Глядя, как Ганнибал деликатно нарезал тонкие кусочки с нежной розовой сердцевиной, у Уилла непроизвольно наполнился рот слюной. Он не ел целый день. Смотреть на прозрачный мясной сок было пыткой. Довольная улыбка, скользнувшая по лицу Ганнибала, и голодный блеск его глаз ненадолго его отрезвили.
— Завтра на ужин придет Джек со своей командой медэкспертов. Как думаете, Сара, вы придетесь им по вкусу?
По лицу женщины скатилась слеза, под столом она боязливо держала руки над отсутствующей ногой. Теперь Сара ощущала лишь пустоту и тугие бинты, будто отрезавшие кровоток до невидимой ступни. Ей казалось, что она может почувствовать пальцами ног ворс ковра, но это была лишь галлюцинация от морфия.
Уилл вспомнил их с Ганнибалом разговор о невинности и о том, что защищать невинных абсолютно бессмысленное занятие. Каждый, кто знал Лектера, отужинал у дьявола, захватив для этого самую большую ложку, у Сары Тейт просто было лучшее место на этом представлении. Он повернулся к Джеку и остальным.
— Это вы избавились от улик.
— Что? — Кроуфорд хмуро на него уставился. — В каком смысле?
— Вы их съели.
Кроуфорд с видом взбешенного быка направился к Уиллу, явно собираясь выбить из него больше информации. Эбигейл знала, что ей стоило последовать за ним, но просто не смогла себя заставить сдвинуться с места, глядя пустым взглядом перед собой.

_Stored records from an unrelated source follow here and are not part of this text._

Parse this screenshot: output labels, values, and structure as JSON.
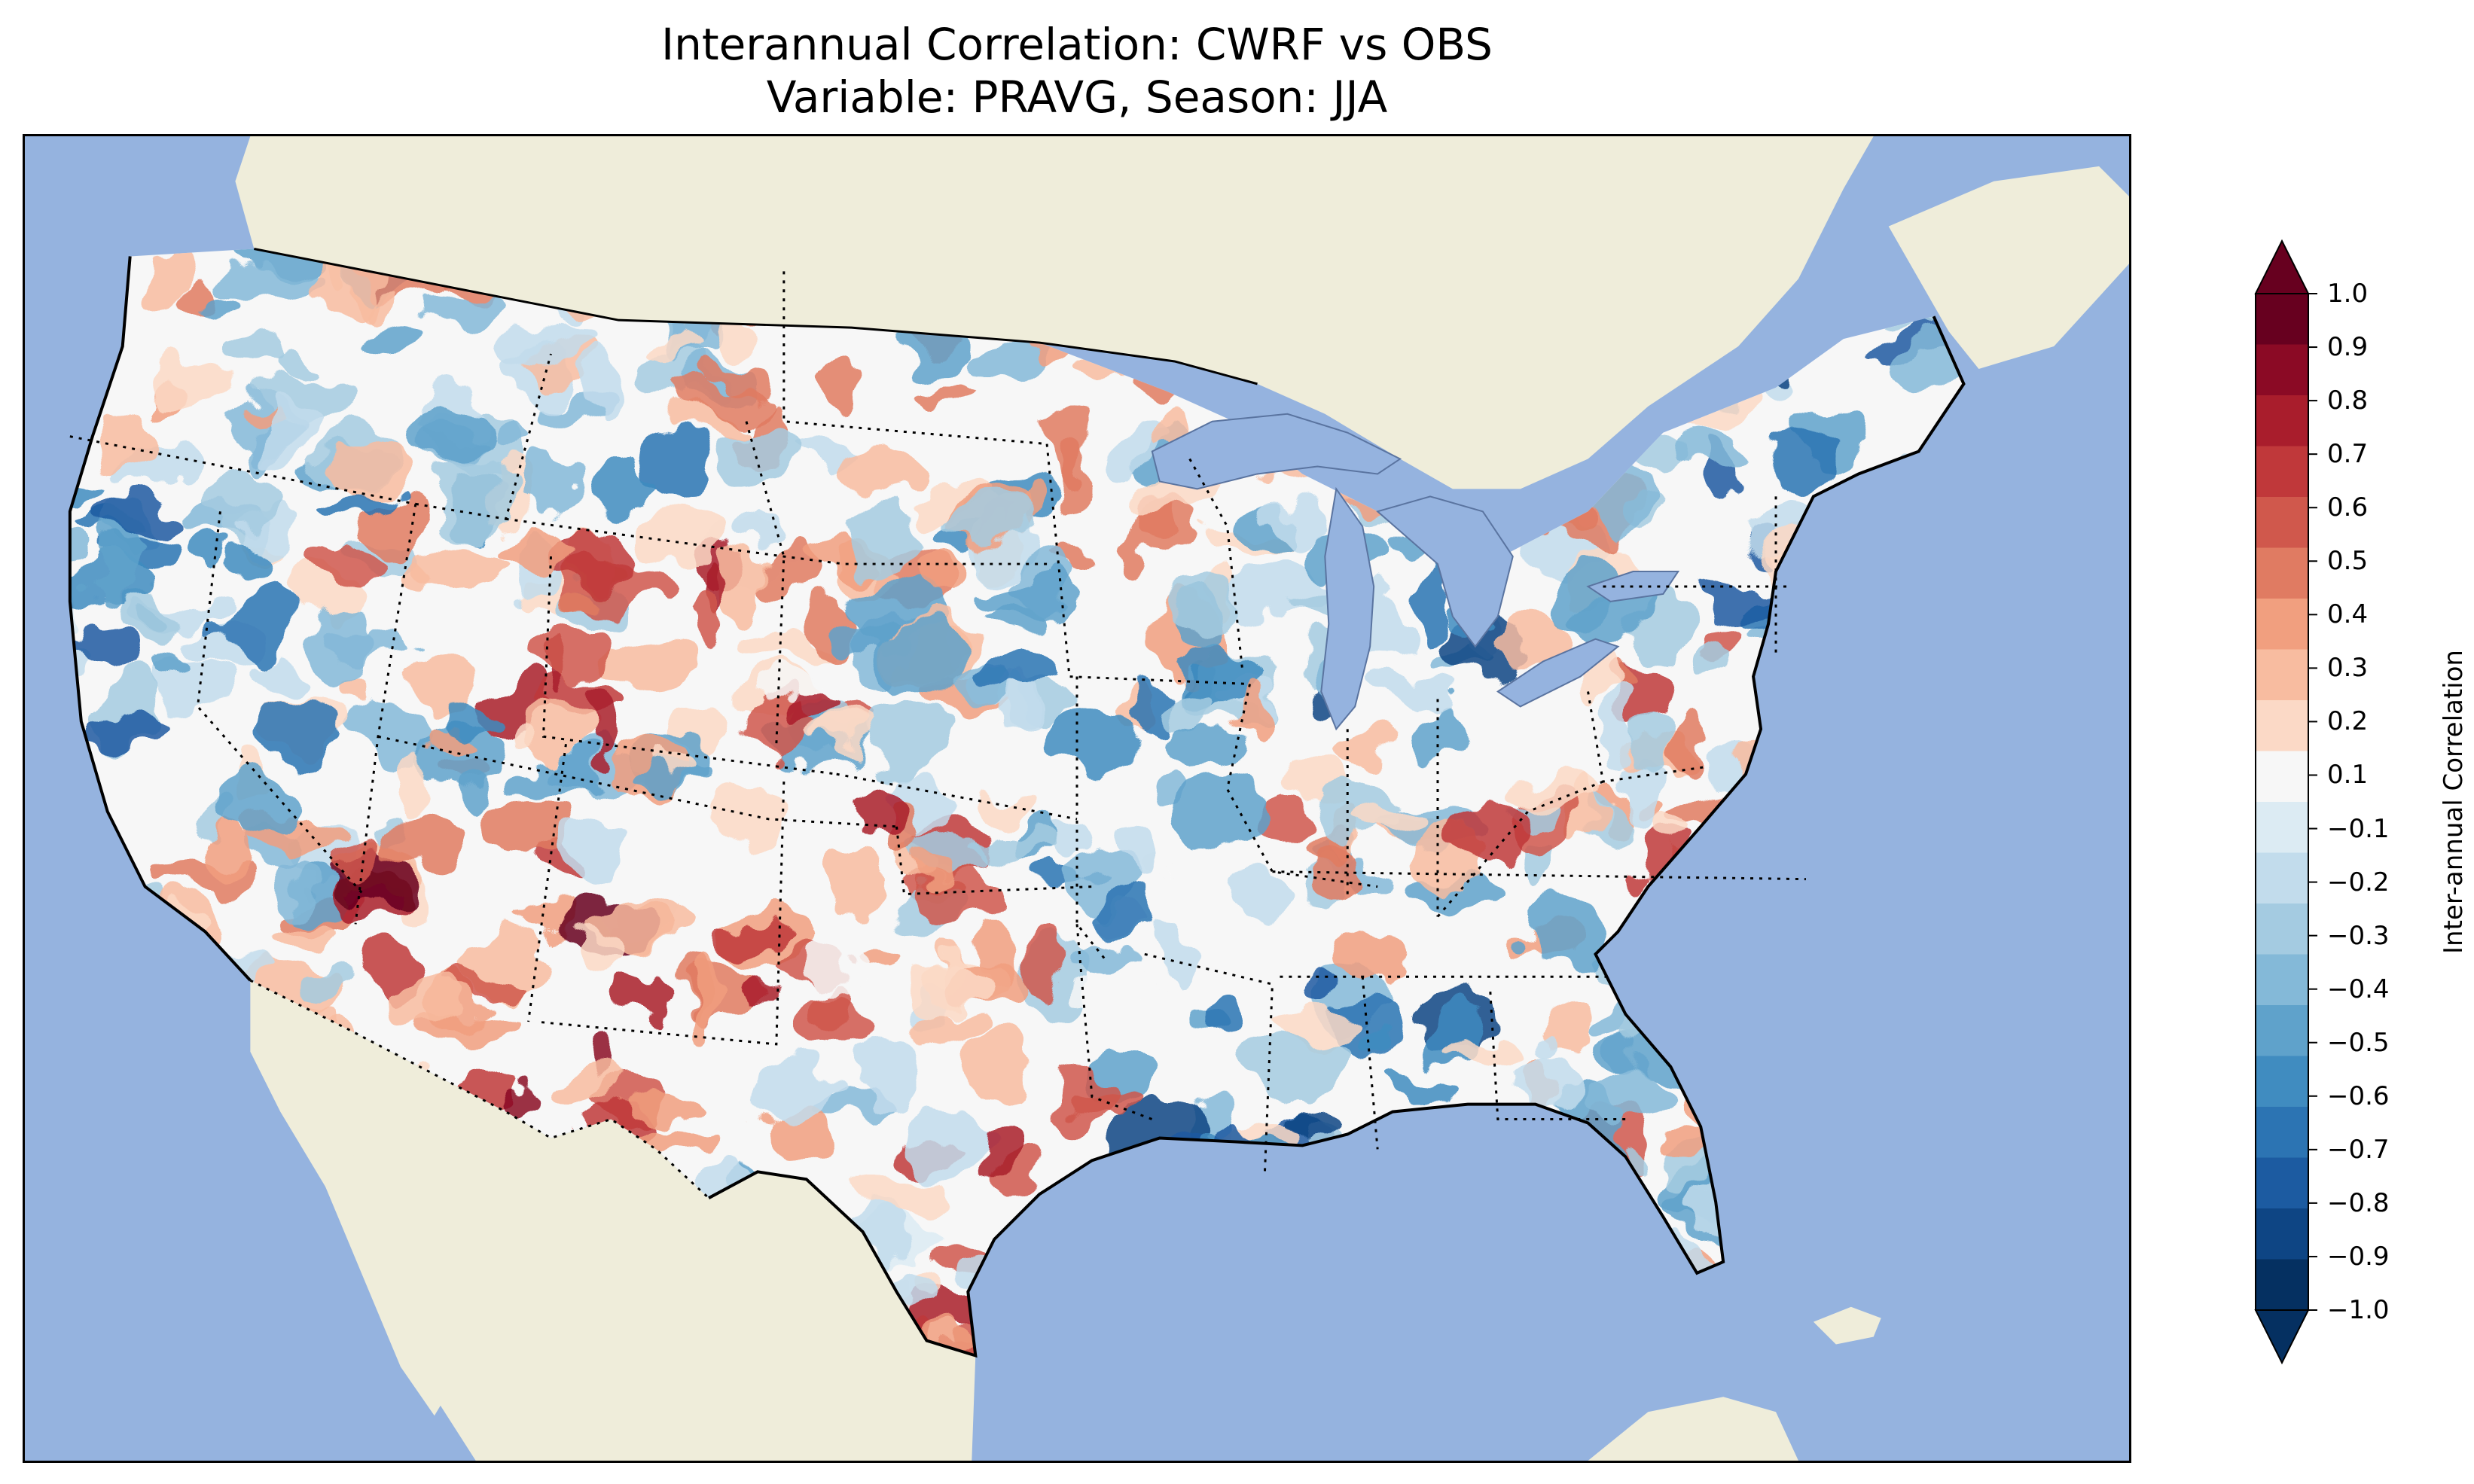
{
  "title": {
    "line1": "Interannual Correlation: CWRF vs OBS",
    "line2": "Variable: PRAVG, Season: JJA"
  },
  "colors": {
    "ocean": "#95b3df",
    "land": "#efedda",
    "lakes": "#95b3df",
    "borders": "#000000"
  },
  "colorbar": {
    "label": "Inter-annual Correlation",
    "range": [
      -1.0,
      1.0
    ],
    "extend": "both",
    "orientation": "vertical",
    "ticks": [
      "1.0",
      "0.9",
      "0.8",
      "0.7",
      "0.6",
      "0.5",
      "0.4",
      "0.3",
      "0.2",
      "0.1",
      "−0.1",
      "−0.2",
      "−0.3",
      "−0.4",
      "−0.5",
      "−0.6",
      "−0.7",
      "−0.8",
      "−0.9",
      "−1.0"
    ],
    "bins_top_to_bottom": [
      "#67001f",
      "#8b0a25",
      "#a91d2c",
      "#c0383a",
      "#d0584c",
      "#e07b62",
      "#f19f7f",
      "#f8bca0",
      "#fbd9c6",
      "#f7f7f7",
      "#dcebf3",
      "#c2dcec",
      "#a4cbe1",
      "#84b9d8",
      "#5fa2cb",
      "#408cc0",
      "#2c74b3",
      "#1c5ba1",
      "#0e4584",
      "#053061"
    ],
    "extend_colors": {
      "max": "#67001f",
      "min": "#053061"
    }
  },
  "map": {
    "projection": "Lambert Conformal",
    "region": "Contiguous United States",
    "layers": [
      "filled correlation contours",
      "state borders (dotted)",
      "country borders",
      "coastlines",
      "lakes"
    ],
    "notable_features": [
      {
        "name": "Great Lakes",
        "type": "lakes"
      },
      {
        "name": "Canada",
        "type": "land"
      },
      {
        "name": "Mexico",
        "type": "land"
      },
      {
        "name": "Gulf of Mexico",
        "type": "ocean"
      },
      {
        "name": "Atlantic Ocean",
        "type": "ocean"
      },
      {
        "name": "Pacific Ocean",
        "type": "ocean"
      }
    ]
  }
}
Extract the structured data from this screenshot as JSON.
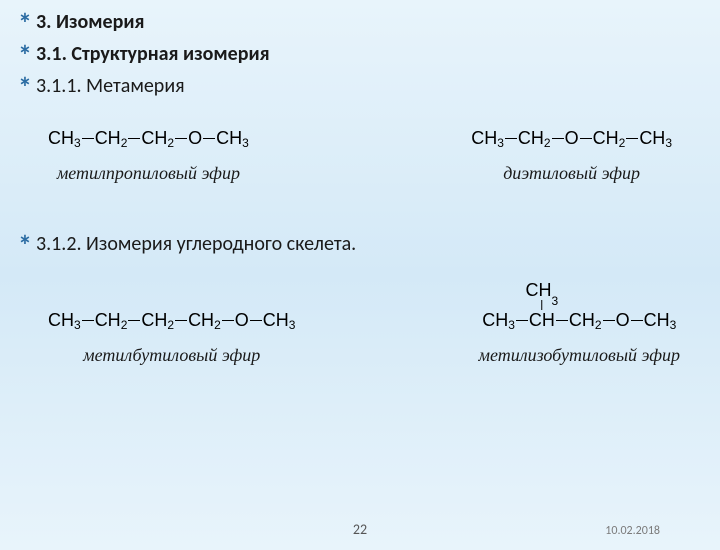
{
  "headings": {
    "h1": "3. Изомерия",
    "h2": "3.1.  Структурная изомерия",
    "h3": " 3.1.1. Метамерия"
  },
  "section1": {
    "left_caption": "метилпропиловый эфир",
    "right_caption": "диэтиловый эфир"
  },
  "section2": {
    "heading": "3.1.2. Изомерия углеродного скелета.",
    "left_caption": "метилбутиловый эфир",
    "right_caption": "метилизобутиловый эфир"
  },
  "footer": {
    "page": "22",
    "date": "10.02.2018"
  },
  "formula_parts": {
    "CH": "CH",
    "O": "O",
    "s2": "2",
    "s3": "3"
  }
}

Все было до смешного очевидно. Она должна была догадаться, первой среди прочих. В конце концов, это ведь ее обвиняли в газетах в каннибализме. Лектер говорил о ее потенциале — и опять же, нужно было просто сложить два и два. Чем Эбигейл была особенной? Тем, что считала своим проклятьем, клеймом на всю жизнь, за что окружающие считали ее не лучше бешеной собаки, которую стоило усыпить. Разговоры за спиной, косые взгляды в магазине, если ее узнавали, первый год в университете стал пыткой.
Ей долгое время снились кошмары, пока белесые, мертвые глаза преследовали каждую ночь. Она боялась, что становится как отец. Что его бешенство передалось ей по наследству. Что она действительно больна, и болезнь просто мешает ей увидеть это. Алкоголики все как один утверждают, что они могут в любой момент бросить. Могла ли она?